Hinds v. Drs. Kantor and Perer: After being hospitalized for hepatitis B, Plaintiff alleged the Defendant doctors, nephrologist and gastroenterologist, failed to make the correct diagnosis of vasculitis and polyarteritis, for which she was later hospitalized four times over an eighteen-month period. The delay in diagnosis, she argued, caused irreparable damage and left her permanently disabled from full time employment. After a two-week jury trial, defense verdict.

Perogoy v. North Las Vegas Cab Company: Female Plaintiff, age 50, was a passenger in a vehicle which was rear ended by Defendant cab driver. Liability was not contested. Plaintiff alleged cervical and lumbar injury that resulted in a laminectomy, a rib resection for thoracic outlet syndrome, and a non-diagnosable disease of the arm–all of which disabled her from work. Plaintiff claimed past medical expenses of $100,000, future medical expenses of an undetermined amount, and loss of income of $225,000. After a nine-day trial, the jury awarded $12,300.

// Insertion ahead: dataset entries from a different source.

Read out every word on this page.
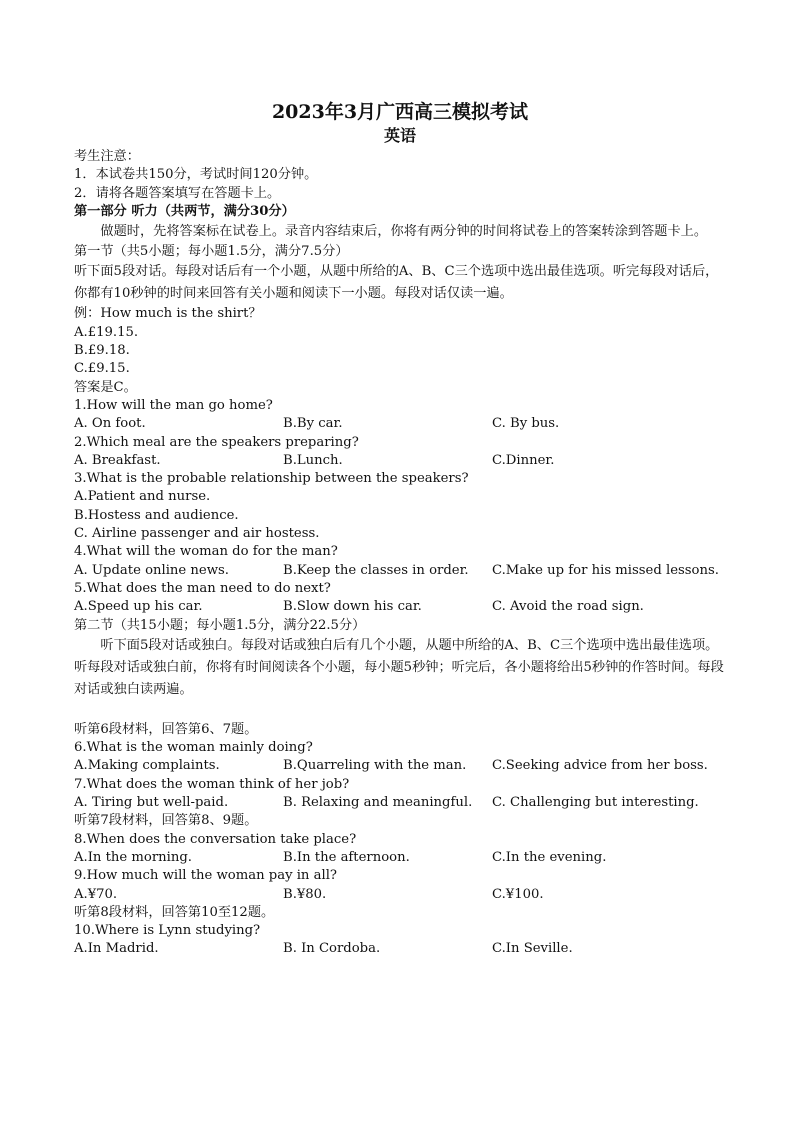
2023年3月广西高三模拟考试
英语
考生注意：
1．本试卷共150分，考试时间120分钟。
2．请将各题答案填写在答题卡上。
第一部分 听力（共两节，满分30分）
做题时，先将答案标在试卷上。录音内容结束后，你将有两分钟的时间将试卷上的答案转涂到答题卡上。
第一节（共5小题；每小题1.5分，满分7.5分）
听下面5段对话。每段对话后有一个小题，从题中所给的A、B、C三个选项中选出最佳选项。听完每段对话后，你都有10秒钟的时间来回答有关小题和阅读下一小题。每段对话仅读一遍。
例：How much is the shirt？
A.£19.15.
B.£9.18.
C.£9.15.
答案是C。
1.How will the man go home?
A. On foot.	B.By car.	C. By bus.
2.Which meal are the speakers preparing?
A. Breakfast.	B.Lunch.	C.Dinner.
3.What is the probable relationship between the speakers?
A.Patient and nurse.
B.Hostess and audience.
C. Airline passenger and air hostess.
4.What will the woman do for the man?
A. Update online news.	B.Keep the classes in order.	C.Make up for his missed lessons.
5.What does the man need to do next?
A.Speed up his car.	B.Slow down his car.	C. Avoid the road sign.
第二节（共15小题；每小题1.5分，满分22.5分）
听下面5段对话或独白。每段对话或独白后有几个小题，从题中所给的A、B、C三个选项中选出最佳选项。听每段对话或独白前，你将有时间阅读各个小题，每小题5秒钟；听完后，各小题将给出5秒钟的作答时间。每段对话或独白读两遍。
听第6段材料，回答第6、7题。
6.What is the woman mainly doing?
A.Making complaints.	B.Quarreling with the man.	C.Seeking advice from her boss.
7.What does the woman think of her job?
A. Tiring but well-paid.	B. Relaxing and meaningful.	C. Challenging but interesting.
听第7段材料，回答第8、9题。
8.When does the conversation take place?
A.In the morning.	B.In the afternoon.	C.In the evening.
9.How much will the woman pay in all?
A.¥70.	B.¥80.	C.¥100.
听第8段材料，回答第10至12题。
10.Where is Lynn studying?
A.In Madrid.	B. In Cordoba.	C.In Seville.
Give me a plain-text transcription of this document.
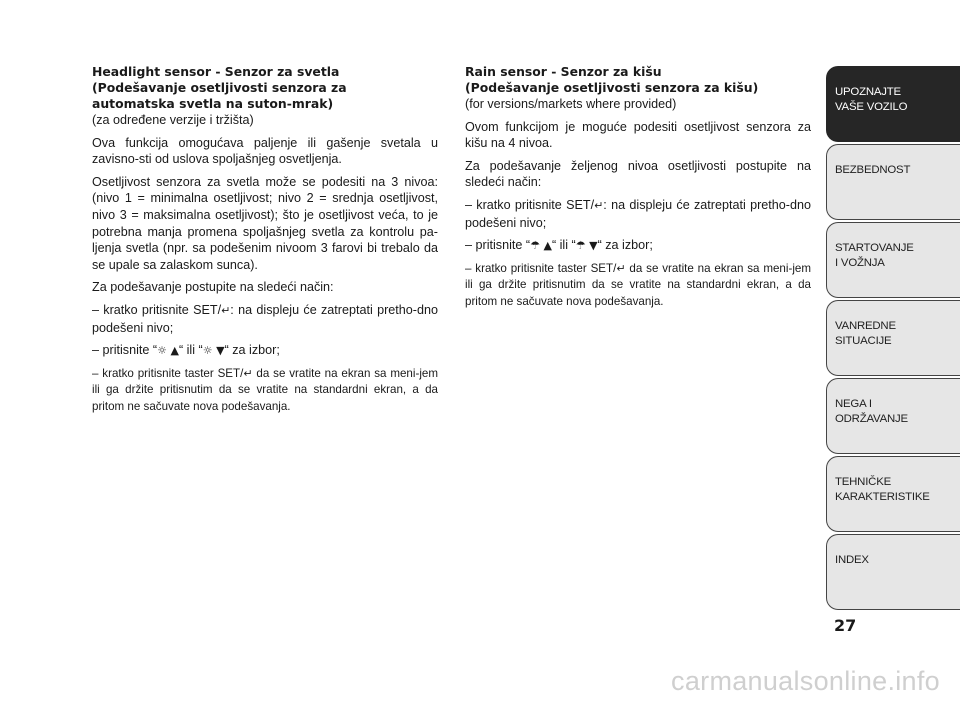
Headlight sensor - Senzor za svetla
(Podešavanje osetljivosti senzora za
automatska svetla na suton-mrak)
(za određene verzije i tržišta)

Ova funkcija omogućava paljenje ili gašenje svetala u zavisno-sti od uslova spoljašnjeg osvetljenja.

Osetljivost senzora za svetla može se podesiti na 3 nivoa: (nivo 1 = minimalna osetljivost; nivo 2 = srednja osetljivost, nivo 3 = maksimalna osetljivost); što je osetljivost veća, to je potrebna manja promena spoljašnjeg svetla za kontrolu pa-ljenja svetla (npr. sa podešenim nivoom 3 farovi bi trebalo da se upale sa zalaskom sunca).

Za podešavanje postupite na sledeći način:

– kratko pritisnite SET/↵: na displeju će zatreptati pretho-dno podešeni nivo;

– pritisnite “☼ ▲“ ili “☼ ▼“ za izbor;

– kratko pritisnite taster SET/↵ da se vratite na ekran sa meni-jem ili ga držite pritisnutim da se vratite na standardni ekran, a da pritom ne sačuvate nova podešavanja.

Rain sensor - Senzor za kišu
(Podešavanje osetljivosti senzora za kišu)
(for versions/markets where provided)

Ovom funkcijom je moguće podesiti osetljivost senzora za kišu na 4 nivoa.

Za podešavanje željenog nivoa osetljivosti postupite na sledeći način:

– kratko pritisnite SET/↵: na displeju će zatreptati pretho-dno podešeni nivo;

– pritisnite “☂ ▲“ ili “☂ ▼“ za izbor;

– kratko pritisnite taster SET/↵ da se vratite na ekran sa meni-jem ili ga držite pritisnutim da se vratite na standardni ekran, a da pritom ne sačuvate nova podešavanja.

UPOZNAJTE
VAŠE VOZILO
BEZBEDNOST

STARTOVANJE
I VOŽNJA
VANREDNE
SITUACIJE
NEGA I
ODRŽAVANJE
TEHNIČKE
KARAKTERISTIKE
INDEX

27
carmanualsonline.info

Saulog v. Dr. Silver: During a cesarean section delivery, the operating room nurses notified the surgeon that a laparotomy sponge was missing. After a thorough search, including x-rays, the surgeon determined that the sponge was not inside the patient and closed the procedure. Later, the Plaintiff felt a lump in her abdomen and two years later the sponge was identified and surgically removed. Defendant argued that he followed the generally accepted procedures for identifying whether a missing sponge was within the body cavity of a patient, and that closure of the incision could not wait indefinitely. For unexplained reasons, the x-ray did not identify the presence of the sponge in the Plaintiff. A jury instruction regarding the presumption of negligence due to a foreign object left within the body of a patient was given. After an eight day trial, the jury returned a defense verdict.

Fluxgold v. United Blood Services: Decedent underwent a successful heart surgery and the day before he was discharged he was given a blood transfusion to “pink up” his appearance. The blood, which was provided by United Blood Services, was contaminated. Plaintiff died the next day. Defendant argued that blood is a product that cannot be made 100% contamination free, and that the blood center followed the proper procedures in drawing and storing the blood. After an eight-day jury trial, defense verdict.

Blackstone v. Las Vegas Fertilizer: An elderly driver hit a pedestrian while in a cross-walk, knocking him ten feet into the air. He landed on his head. Plaintiff was in a coma for ten days, and sustained a residual closed-head injury that resulted in memory loss, depression and loss of income. After a week long trial, the jury returned a defense verdict based upon comparative negligence.

MGM Hotel Fire Litigation: Served as a member of the Plaintiffs’ Legal Committee, representing the subrogation interests of several major insurance companies.